Uma advertência: “Os rituais não assinalam, no presente ensaio, um local de saudosismo”. Assim escreve o filósofo sul-coreano Byung-Chul Han nas primeiras páginas de seu ensaio O Desaparecimento dos rituais. Uma topologia do presente. Eu poderia dizer o mesmo: este artigo não é animado pelo anseio por um retorno ao ritualismo, ou pela nostalgia do passado. Pelo contrário, gostaria de questionar se os ritos desapareceram ou não na nossa sociedade e o efeito que tudo isto pode ter para nós e as futuras gerações.

 

Rituais, ações simbólicas

Em primeiro lugar, uma definição: rituais são “ações simbólicas” que “transmitem e representam todos os valores e ordenamentos que portam uma comunidade”. Os ritos criam o social em que vivemos, trazem ordem onde reina a complexidade. Os ritos ajudam o indivíduo a encontrar seu próprio lugar dentro do coletivo, criam uma comunidade sem a necessidade de comunicação. Uma característica essencial do rito é a repetição, ou seja, o movimento que permite lembrar algo do passado, projetando-o para frente. O presente em que o rito ocorre é, portanto, uma condensação de passado e futuro. Difere da rotina por ser mais intensa e que a rotina nada mais é do que uma repetição do presente que não se inspira no passado. Poderia dizer que nossa sociedade, obcecada pelo culto ao novo e à produtividade a qualquer custo, certamente prefere a rotina ao rito. Não é por acaso que a Alexa, a famosa assistente de voz da Amazon, pode ser convidada a montar rotinas, ou seja, uma série de ações encadeadas e pré-programadas, mas não rituais.

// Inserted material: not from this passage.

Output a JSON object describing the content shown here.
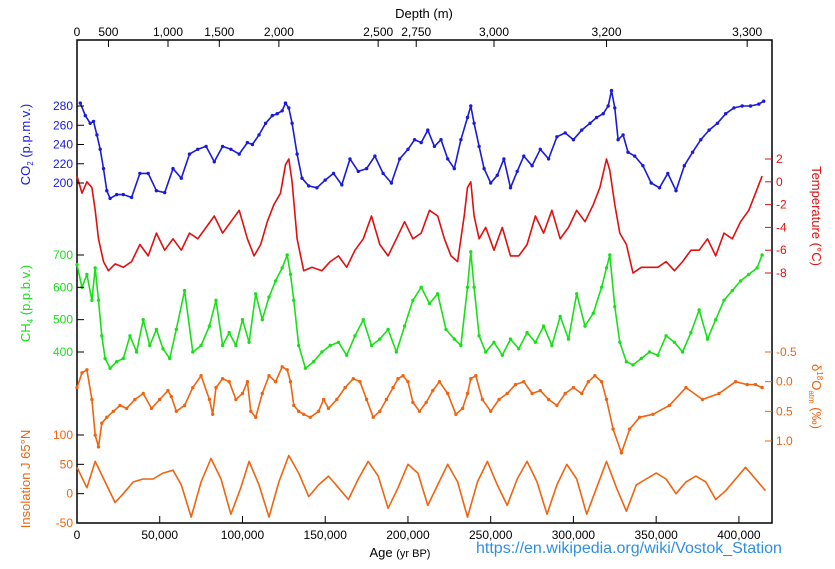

“Alexa, bom dia”, posso dizer assim que acordo.

“Bom dia Astrogildo – Alexa responder-me-á imediata e educadamente – hoje o tempo em Belo Horizonte é… Estas são as principais notícias do dia… estes são os seus compromissos…”. As rotinas só podem se mover ao longo de uma linha horizontal, enquanto os ritos se movem verticalmente, transitando entre o passado e o presente. Por esse motivo, não é facilmente reprodutível.

Os ritos não estão imunes às mudanças sociais. Na verdade, eles podem perder o sentido, tornar-se uma mera repetição de uma forma que não comunica mais nada, passar adiante uma ideia de sociedade muito distante daquela vivida e sentida pelas pessoas. Penso por exemplo, no serviço militar obrigatório, que, para muitos jovens, era uma espécie de rito de passagem, hoje não tanto! Ou alguns ritos relacionados ao casamento em que a mulher era oferecida em casamento por sua família de origem sem que ela tivesse qualquer palavra a dizer sobre o assunto. Os ritos mudam. Aliás, em alguns casos é bom que mudem para não resultar em violência, abuso ou repetição de uma injustiça. Se, no entanto, como dissemos, os ritos transmitem os valores e os ordenamentos de uma sociedade, seu desaparecimento produz um vazio. Um vazio necessário, repito, mas ainda um vazio que deve ser cuidado.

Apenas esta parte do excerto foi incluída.